The dissertation contains more than one publishable argument. This is almost always true, and it is one of the most underappreciated facts about the relationship between doctoral research and scholarly publication. The authors who recognize it early — who begin thinking about the journal article while they are still finishing the dissertation, or immediately after the defense — build publication records more efficiently than those who treat the dissertation and the journal article as separate projects requiring separate investments of time and energy.
The extraction process is not, however, simply a matter of cutting. The dissertation chapter and the journal article are different documents with different logics, different audiences, and different structural requirements. Cutting a chapter to article length without reconceiving its architecture produces a truncated chapter, not a journal article. The reconception is the work, and understanding what it requires is the precondition for doing it efficiently.
Identify the argument, not the chapter. The first step is to identify which argument in the dissertation is most suitable for the target journal — not which chapter, but which argument. A dissertation chapter often contains multiple arguments, some of which are central to the chapter's purpose and some of which are developed in support of that purpose. The journal article will typically be built around one of these arguments — the one that is most fully developed in the existing material, most relevant to the target journal's scope, and most capable of standing independently of the dissertation's larger context.

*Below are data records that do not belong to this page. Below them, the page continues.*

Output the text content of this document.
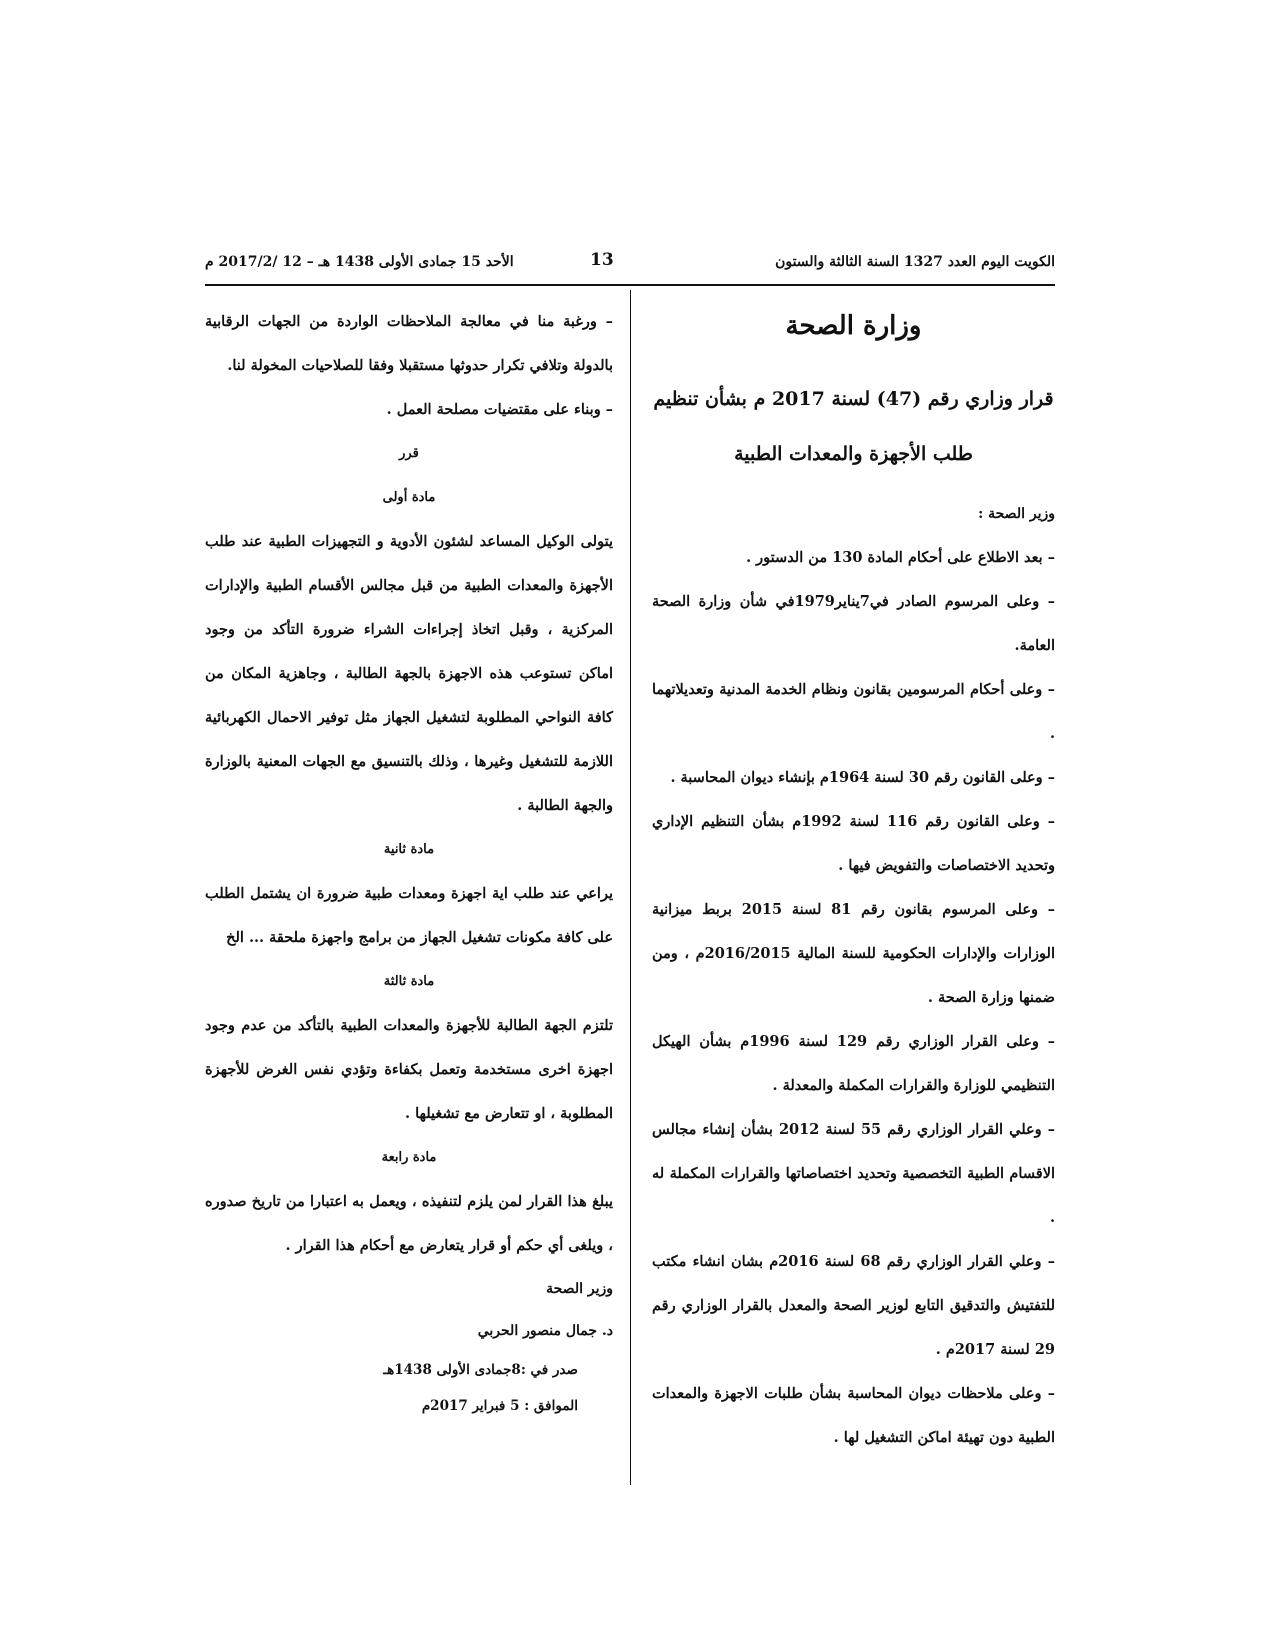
الأحد 15 جمادى الأولى 1438 هـ – 12 /2017/2 م	13	الكويت اليوم العدد 1327 السنة الثالثة والستون

وزارة الصحة

قرار وزاري رقم (47) لسنة 2017 م بشأن تنظيم

طلب الأجهزة والمعدات الطبية

وزير الصحة :

– بعد الاطلاع على أحكام المادة 130 من الدستور .

– وعلى المرسوم الصادر في7يناير1979في شأن وزارة الصحة العامة.

– وعلى أحكام المرسومين بقانون ونظام الخدمة المدنية وتعديلاتهما .

– وعلى القانون رقم 30 لسنة 1964م بإنشاء ديوان المحاسبة .

– وعلى القانون رقم 116 لسنة 1992م بشأن التنظيم الإداري وتحديد الاختصاصات والتفويض فيها .

– وعلى المرسوم بقانون رقم 81 لسنة 2015 بربط ميزانية الوزارات والإدارات الحكومية للسنة المالية 2016/2015م ، ومن ضمنها وزارة الصحة .

– وعلى القرار الوزاري رقم 129 لسنة 1996م بشأن الهيكل التنظيمي للوزارة والقرارات المكملة والمعدلة .

– وعلي القرار الوزاري رقم 55 لسنة 2012 بشأن إنشاء مجالس الاقسام الطبية التخصصية وتحديد اختصاصاتها والقرارات المكملة له .

– وعلي القرار الوزاري رقم 68 لسنة 2016م بشان انشاء مكتب للتفتيش والتدقيق التابع لوزير الصحة والمعدل بالقرار الوزاري رقم 29 لسنة 2017م .

– وعلى ملاحظات ديوان المحاسبة بشأن طلبات الاجهزة والمعدات الطبية دون تهيئة اماكن التشغيل لها .

– ورغبة منا في معالجة الملاحظات الواردة من الجهات الرقابية بالدولة وتلافي تكرار حدوثها مستقبلا وفقا للصلاحيات المخولة لنا.

– وبناء على مقتضيات مصلحة العمل .

قرر

مادة أولى

يتولى الوكيل المساعد لشئون الأدوية و التجهيزات الطبية عند طلب الأجهزة والمعدات الطبية من قبل مجالس الأقسام الطبية والإدارات المركزية ، وقبل اتخاذ إجراءات الشراء ضرورة التأكد من وجود اماكن تستوعب هذه الاجهزة بالجهة الطالبة ، وجاهزية المكان من كافة النواحي المطلوبة لتشغيل الجهاز مثل توفير الاحمال الكهربائية اللازمة للتشغيل وغيرها ، وذلك بالتنسيق مع الجهات المعنية بالوزارة والجهة الطالبة .

مادة ثانية

يراعي عند طلب اية اجهزة ومعدات طبية ضرورة ان يشتمل الطلب على كافة مكونات تشغيل الجهاز من برامج واجهزة ملحقة ... الخ

مادة ثالثة

تلتزم الجهة الطالبة للأجهزة والمعدات الطبية بالتأكد من عدم وجود اجهزة اخرى مستخدمة وتعمل بكفاءة وتؤدي نفس الغرض للأجهزة المطلوبة ، او تتعارض مع تشغيلها .

مادة رابعة

يبلغ هذا القرار لمن يلزم لتنفيذه ، ويعمل به اعتبارا من تاريخ صدوره ، ويلغى أي حكم أو قرار يتعارض مع أحكام هذا القرار .

وزير الصحة

د. جمال منصور الحربي

صدر في :8جمادى الأولى 1438هـ

الموافق : 5 فبراير 2017م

Identify the target journal before drafting. The target journal should be identified before the article is drafted, not after. Different journals have different scope, different methodological orientations, different expected article lengths, and different conventions for literature engagement, citation style, and the structure of the argument. An article drafted without a specific journal in mind will need to be reshaped for every journal it is submitted to. An article drafted with a specific journal in mind will be shaped correctly from the beginning, and the shaping will be faster and cleaner.
The literature review problem. The dissertation literature review cannot be transferred to the journal article. Journal articles engage the existing literature selectively and efficiently — establishing the conversation the article is entering and the gap the article is addressing in two to four paragraphs, not twenty to thirty pages. The author needs to identify which sources in the dissertation literature review are most directly relevant to the specific argument of the article and build a focused literature engagement from those sources, leaving the rest in the dissertation.
The methodology compression. Journal articles describe methodology concisely, with enough detail for the reader to evaluate the credibility of the findings and, in principle, to replicate the study. They do not reproduce the methodology chapter. The compression requires the author to identify the methodological decisions most consequential to the article's argument — the sampling approach, the data collection procedures, the analytical method — and present those with precision, leaving the epistemological scaffolding and the extended justification for the decisions in the dissertation where they belong.
The findings selection. Not all of the dissertation's findings belong in the article. The article presents the findings most directly relevant to the argument it is making — which may be one theme from a qualitative study, one set of results from a quantitative analysis, or one case from a multiple-case design. The selection is an argumentative act: the author is choosing which findings, presented in what order, make the strongest case for the article's central claim.
The journal article extracted from a dissertation is not a lesser document than the dissertation. It is a different document — more concentrated, more precisely targeted, and, when done well, more immediately influential than the dissertation it came from.